Por fin, pude sacarles algún provecho a los famosos puntos acumulados de Amigos de los Paradores, alojándome gratis una noche en el prestigioso San Marcos, de León. Así que el sábado, cinco de febrero, a las diez y cuarto de la mañana arrancaba el motor del coche para meterme en la flamante autovía hasta Benavente y desde el pueblo zamorano a León. Llegamos al notable edificio plateresco, no sin rodeos incordiantes, a tiempo para tomar un vinillo reconfortador e inmediatamente después atravesar el centro de la ciudad para terminar en su casco antiguo, el archiconocido barrio húmedo, dejando atrás la catedral y
Sin tregua ni descanso, visitamos la catedral, ejemplar señero y paradigmático del gótico más puro y uniforme. Las esculturas de la portada son notabilísimas, las vidrieras deslumbrantemente bellas y el singular triforio constituye un prodigio de imaginación arquitectónica. El título de pulchra leonina hace escasa justicia a los muy superiores méritos de este monumento preclaro. Tras el gótico de libro, el románico de manual. En efecto, San Isidoro, la llamada Capilla Sixtina del románico, es una muestra perfecta del austero estilo, aunque más grandiosa de lo que acostumbran ser sus ejemplares. Al salir de San Isidoro, a Mariné le dolía un callo y se mercó unos botines nuevos en un establecimiento de la tradicional Calle Ancha. Regresados al Parador disfrutamos de una siesta breve y de una magnífica puesta de sol, con sesión fotográfica incluida, sobre el Bernesga. Ya de anochecida, deambulamos por el Húmedo, barrio que, aunque se dice que está en decadencia, sigue marchoso y estimulantemente intergeneracional e interclasista: estudiantes jóvenes, señoras de renard y borrachines de nariz colorada compartían las barras de los bares, con generosos pinchos que recordaban a los que se prodigan en Asturias. Cenamos, en plan de tapas, sólidas y solventes, en el Mesón del Besugo, taberna popular y concurrida, que me hizo pensar en la avilesina Casa Alvarín, que regenta el cazurro Ismael. La plaza de San Martín es bella, castellana y acogedora y en sus tascas se sirve buen vino.

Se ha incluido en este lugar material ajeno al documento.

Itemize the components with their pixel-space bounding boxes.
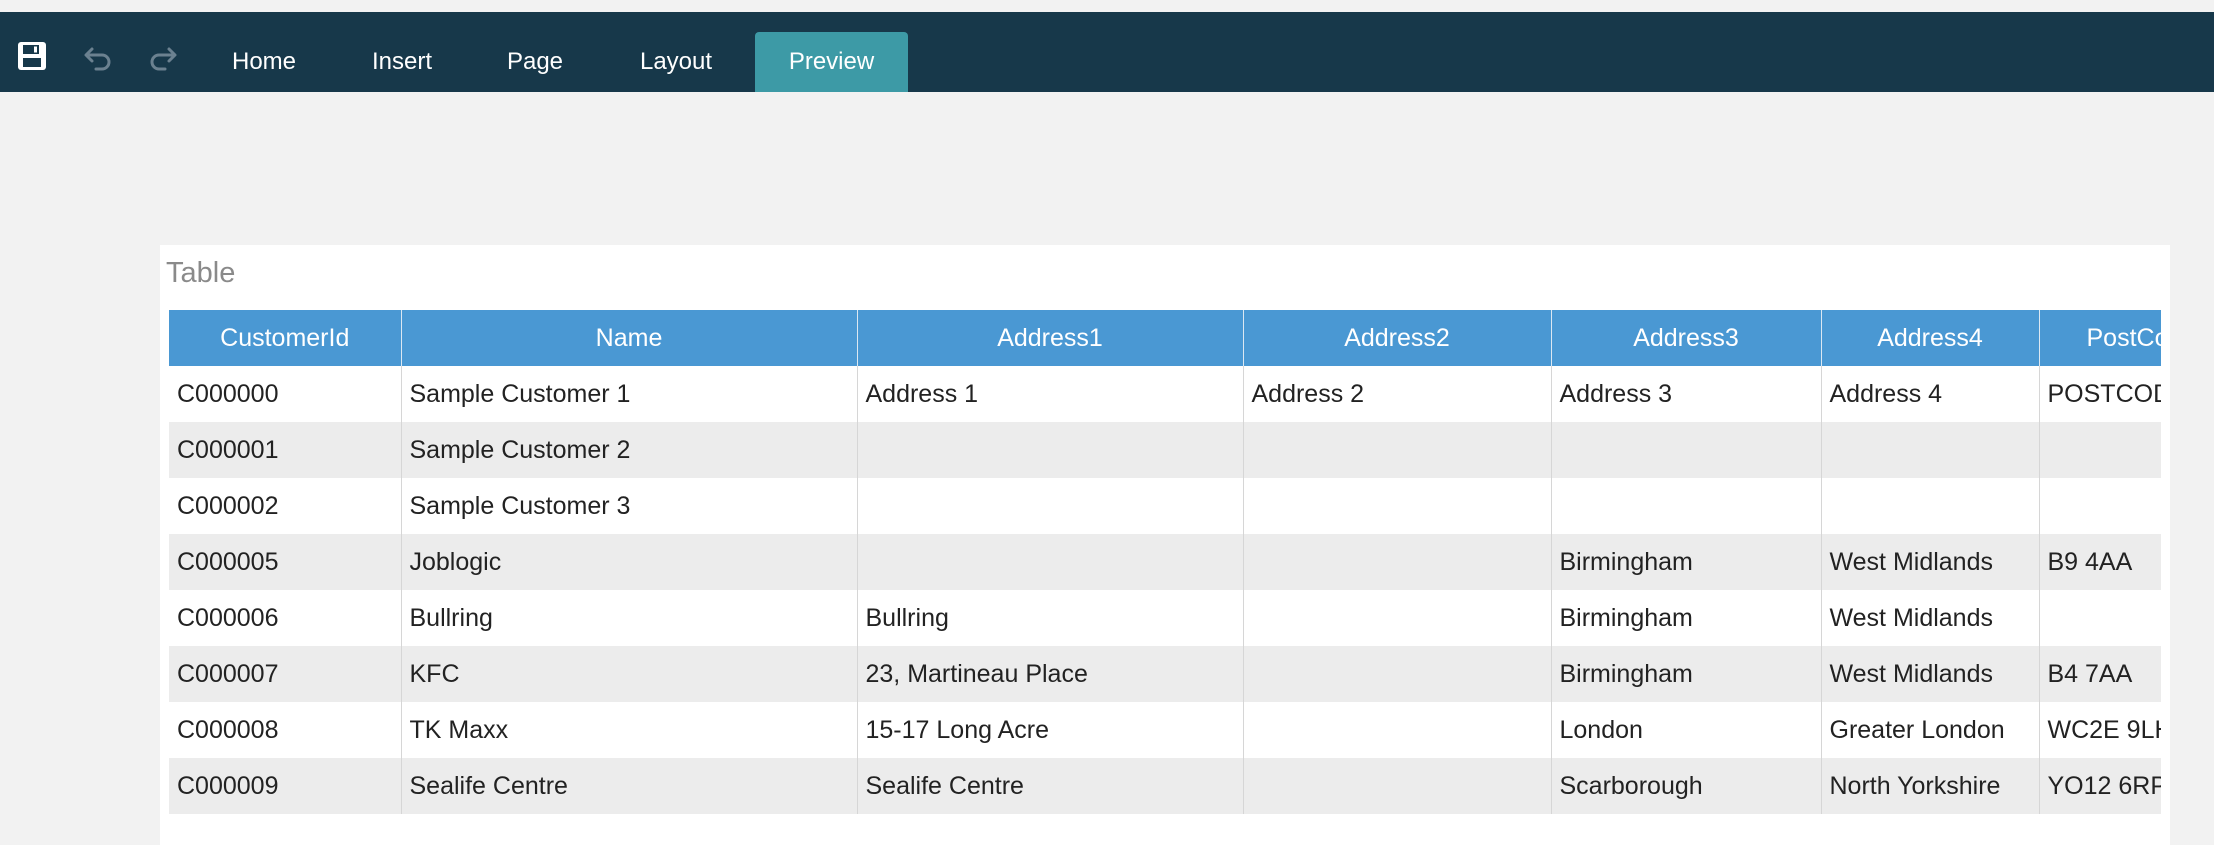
table-cell <box>1243 422 1552 478</box>
column-header-address1[interactable]: Address1 <box>857 310 1244 366</box>
table-cell: Joblogic <box>401 534 858 590</box>
table-cell: C000008 <box>169 702 402 758</box>
table-cell <box>2039 422 2161 478</box>
tab-page[interactable]: Page <box>490 32 580 92</box>
table-cell: Address 2 <box>1243 366 1552 422</box>
table-row: C000005 Joblogic Birmingham West Midland… <box>169 534 2161 590</box>
table-cell: C000005 <box>169 534 402 590</box>
table-cell: West Midlands <box>1821 534 2040 590</box>
table-cell: B9 4AA <box>2039 534 2161 590</box>
table-row: C000001 Sample Customer 2 <box>169 422 2161 478</box>
table-row: C000008 TK Maxx 15-17 Long Acre London G… <box>169 702 2161 758</box>
table-cell: 15-17 Long Acre <box>857 702 1244 758</box>
table-cell: B4 7AA <box>2039 646 2161 702</box>
table-cell: North Yorkshire <box>1821 758 2040 814</box>
table-cell <box>1243 590 1552 646</box>
redo-icon[interactable] <box>143 36 183 76</box>
table-cell: London <box>1551 702 1822 758</box>
table-cell <box>857 534 1244 590</box>
table-cell <box>2039 590 2161 646</box>
table-cell <box>1551 478 1822 534</box>
column-header-address4[interactable]: Address4 <box>1821 310 2040 366</box>
table-cell: Address 3 <box>1551 366 1822 422</box>
table-row: C000007 KFC 23, Martineau Place Birmingh… <box>169 646 2161 702</box>
table-cell: C000007 <box>169 646 402 702</box>
table-cell: C000001 <box>169 422 402 478</box>
table-cell: POSTCODE <box>2039 366 2161 422</box>
table-cell: 23, Martineau Place <box>857 646 1244 702</box>
customer-table: CustomerId Name Address1 Address2 Addres… <box>169 310 2161 814</box>
table-cell: Address 4 <box>1821 366 2040 422</box>
table-cell <box>857 478 1244 534</box>
tab-home[interactable]: Home <box>212 32 316 92</box>
table-cell: Address 1 <box>857 366 1244 422</box>
undo-icon[interactable] <box>78 36 118 76</box>
table-cell: Birmingham <box>1551 590 1822 646</box>
table-cell: Sealife Centre <box>857 758 1244 814</box>
table-cell <box>1821 422 2040 478</box>
table-cell: KFC <box>401 646 858 702</box>
table-cell <box>2039 478 2161 534</box>
table-cell <box>1243 702 1552 758</box>
table-cell <box>1243 478 1552 534</box>
save-icon[interactable] <box>12 36 52 76</box>
table-row: C000002 Sample Customer 3 <box>169 478 2161 534</box>
tab-insert[interactable]: Insert <box>350 32 454 92</box>
top-strip <box>0 0 2214 12</box>
table-cell <box>1821 478 2040 534</box>
table-cell <box>1551 422 1822 478</box>
column-header-customerid[interactable]: CustomerId <box>169 310 402 366</box>
table-cell <box>1243 646 1552 702</box>
table-cell: Sealife Centre <box>401 758 858 814</box>
table-cell: C000009 <box>169 758 402 814</box>
table-cell: Birmingham <box>1551 534 1822 590</box>
table-cell: West Midlands <box>1821 590 2040 646</box>
table-cell: Scarborough <box>1551 758 1822 814</box>
table-cell: WC2E 9LH <box>2039 702 2161 758</box>
tab-layout[interactable]: Layout <box>620 32 732 92</box>
report-title: Table <box>166 257 236 289</box>
column-header-name[interactable]: Name <box>401 310 858 366</box>
table-cell: C000002 <box>169 478 402 534</box>
table-cell: YO12 6RP <box>2039 758 2161 814</box>
tab-preview[interactable]: Preview <box>755 32 908 92</box>
ribbon-toolbar: Home Insert Page Layout Preview <box>0 12 2214 92</box>
table-row: C000009 Sealife Centre Sealife Centre Sc… <box>169 758 2161 814</box>
table-cell: C000000 <box>169 366 402 422</box>
table-cell: Bullring <box>401 590 858 646</box>
report-preview-card: Table CustomerId Name Address1 Address2 … <box>160 245 2170 845</box>
table-cell: C000006 <box>169 590 402 646</box>
table-row: C000000 Sample Customer 1 Address 1 Addr… <box>169 366 2161 422</box>
column-header-address2[interactable]: Address2 <box>1243 310 1552 366</box>
column-header-postcode[interactable]: PostCode <box>2039 310 2161 366</box>
table-cell: Bullring <box>857 590 1244 646</box>
table-cell: Sample Customer 2 <box>401 422 858 478</box>
table-cell: Birmingham <box>1551 646 1822 702</box>
table-scroll-area[interactable]: CustomerId Name Address1 Address2 Addres… <box>169 310 2161 845</box>
table-cell: West Midlands <box>1821 646 2040 702</box>
table-cell: Sample Customer 3 <box>401 478 858 534</box>
table-cell <box>1243 534 1552 590</box>
column-header-address3[interactable]: Address3 <box>1551 310 1822 366</box>
table-cell: TK Maxx <box>401 702 858 758</box>
table-row: C000006 Bullring Bullring Birmingham Wes… <box>169 590 2161 646</box>
table-cell <box>857 422 1244 478</box>
table-cell: Greater London <box>1821 702 2040 758</box>
table-cell: Sample Customer 1 <box>401 366 858 422</box>
table-cell <box>1243 758 1552 814</box>
table-header-row: CustomerId Name Address1 Address2 Addres… <box>169 310 2161 366</box>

No trasnochamos: antes de la medianoche ya estábamos recogiditos en la habitación. El plateresco lo teníamos servido, por así decir, en casa y, por ello, esperamos a rematar el abundantísimo, frutal y delicioso desayuno del domingo, para dejarnos guiar por el claustro y la sillería del viejo convento (y hospital, y cárcel, y colegio de jesuítas, instituto de enseñanza media, cuartel de remonta, otra vez cárcel, de nuevo cuartel y actual hotel de la cadena estatal) por uno de los conserjes del establecimiento, que tenía memorizada la disertación, con cierto parecido al filósofo Gustavo Bueno.

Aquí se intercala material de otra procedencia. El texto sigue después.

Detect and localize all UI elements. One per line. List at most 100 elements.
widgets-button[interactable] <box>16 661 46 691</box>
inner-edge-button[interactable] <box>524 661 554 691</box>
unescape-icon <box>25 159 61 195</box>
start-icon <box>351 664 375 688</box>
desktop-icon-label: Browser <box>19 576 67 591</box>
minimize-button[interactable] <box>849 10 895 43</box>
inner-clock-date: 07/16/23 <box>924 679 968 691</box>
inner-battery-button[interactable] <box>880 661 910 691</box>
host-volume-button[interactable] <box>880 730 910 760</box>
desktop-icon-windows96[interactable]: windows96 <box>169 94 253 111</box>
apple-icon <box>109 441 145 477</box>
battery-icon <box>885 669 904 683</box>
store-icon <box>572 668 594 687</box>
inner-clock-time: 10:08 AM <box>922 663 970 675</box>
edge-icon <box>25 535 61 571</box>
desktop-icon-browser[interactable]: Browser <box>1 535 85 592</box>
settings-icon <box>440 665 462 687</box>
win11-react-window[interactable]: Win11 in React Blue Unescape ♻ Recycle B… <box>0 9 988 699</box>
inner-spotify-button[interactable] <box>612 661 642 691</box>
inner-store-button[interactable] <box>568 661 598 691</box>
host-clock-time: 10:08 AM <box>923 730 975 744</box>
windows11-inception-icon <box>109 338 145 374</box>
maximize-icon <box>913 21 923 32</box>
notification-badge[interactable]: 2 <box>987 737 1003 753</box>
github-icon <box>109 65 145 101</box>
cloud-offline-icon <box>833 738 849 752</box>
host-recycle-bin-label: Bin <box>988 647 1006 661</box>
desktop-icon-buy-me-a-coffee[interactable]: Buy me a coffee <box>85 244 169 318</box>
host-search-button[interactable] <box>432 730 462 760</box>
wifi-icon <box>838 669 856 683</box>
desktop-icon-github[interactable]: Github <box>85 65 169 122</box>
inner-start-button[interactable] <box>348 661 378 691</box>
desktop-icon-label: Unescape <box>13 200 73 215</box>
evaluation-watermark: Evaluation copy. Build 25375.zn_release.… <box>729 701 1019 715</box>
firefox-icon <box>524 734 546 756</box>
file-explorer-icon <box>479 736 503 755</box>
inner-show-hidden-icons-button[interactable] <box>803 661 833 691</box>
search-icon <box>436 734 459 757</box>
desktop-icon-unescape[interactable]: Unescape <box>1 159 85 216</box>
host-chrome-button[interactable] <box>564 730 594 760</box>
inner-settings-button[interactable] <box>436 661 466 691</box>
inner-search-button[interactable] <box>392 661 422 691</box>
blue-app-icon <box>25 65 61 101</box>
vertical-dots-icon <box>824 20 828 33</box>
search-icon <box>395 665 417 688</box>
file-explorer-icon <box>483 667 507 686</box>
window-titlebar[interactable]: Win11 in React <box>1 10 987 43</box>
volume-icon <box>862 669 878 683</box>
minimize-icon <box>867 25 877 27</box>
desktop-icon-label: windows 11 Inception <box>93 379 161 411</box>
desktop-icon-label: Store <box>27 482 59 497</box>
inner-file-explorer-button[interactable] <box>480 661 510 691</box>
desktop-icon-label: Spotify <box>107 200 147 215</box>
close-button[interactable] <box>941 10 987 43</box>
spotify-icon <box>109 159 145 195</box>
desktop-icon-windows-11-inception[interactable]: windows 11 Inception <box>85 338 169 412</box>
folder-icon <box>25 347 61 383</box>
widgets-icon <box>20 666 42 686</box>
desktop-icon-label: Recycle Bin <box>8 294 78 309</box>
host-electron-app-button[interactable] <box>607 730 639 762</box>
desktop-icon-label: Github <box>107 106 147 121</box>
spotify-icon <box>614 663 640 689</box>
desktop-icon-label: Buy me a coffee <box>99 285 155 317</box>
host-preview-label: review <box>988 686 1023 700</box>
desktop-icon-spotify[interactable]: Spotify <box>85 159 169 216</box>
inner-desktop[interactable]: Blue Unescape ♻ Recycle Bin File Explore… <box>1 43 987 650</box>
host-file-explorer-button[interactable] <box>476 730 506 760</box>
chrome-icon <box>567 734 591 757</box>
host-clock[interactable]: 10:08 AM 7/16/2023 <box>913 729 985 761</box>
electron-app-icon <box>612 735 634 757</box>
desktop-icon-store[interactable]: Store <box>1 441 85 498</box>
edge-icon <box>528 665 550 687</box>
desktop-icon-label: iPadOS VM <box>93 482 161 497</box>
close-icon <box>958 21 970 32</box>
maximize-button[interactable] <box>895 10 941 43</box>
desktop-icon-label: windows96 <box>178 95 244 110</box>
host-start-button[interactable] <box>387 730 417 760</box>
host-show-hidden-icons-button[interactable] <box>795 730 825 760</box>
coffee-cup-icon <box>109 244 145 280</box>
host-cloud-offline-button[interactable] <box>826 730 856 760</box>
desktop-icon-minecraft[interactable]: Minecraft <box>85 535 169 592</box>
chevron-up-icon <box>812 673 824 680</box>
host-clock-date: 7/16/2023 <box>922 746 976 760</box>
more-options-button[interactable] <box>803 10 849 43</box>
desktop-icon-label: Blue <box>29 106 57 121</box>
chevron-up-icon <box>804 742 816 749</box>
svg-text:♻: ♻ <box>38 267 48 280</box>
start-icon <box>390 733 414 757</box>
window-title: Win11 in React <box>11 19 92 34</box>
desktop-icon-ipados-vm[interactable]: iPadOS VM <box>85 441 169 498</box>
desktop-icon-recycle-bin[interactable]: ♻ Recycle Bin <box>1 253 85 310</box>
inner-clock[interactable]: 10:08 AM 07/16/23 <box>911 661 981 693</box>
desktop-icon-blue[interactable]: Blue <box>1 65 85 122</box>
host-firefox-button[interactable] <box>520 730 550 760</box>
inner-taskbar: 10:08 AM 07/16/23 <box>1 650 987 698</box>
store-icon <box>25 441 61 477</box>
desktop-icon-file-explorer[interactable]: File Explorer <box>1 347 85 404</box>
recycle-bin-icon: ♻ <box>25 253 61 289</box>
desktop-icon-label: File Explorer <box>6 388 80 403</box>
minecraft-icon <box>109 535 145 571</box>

Con la intención de comer en Verín, salimos de León en torno a las once y media. Uno de los restaurantes verinenses recomendados en la guías, con terraza sobre el río (que los romanos llegaron a identificar con el Leteo) no está actualmente en servicio y tomamos unas ancas de rana (yo) y unos riñones (Mariné), dignamente compuestos, en una llamada Casa Emilio. Antes del atardecer ya estabamos en casa.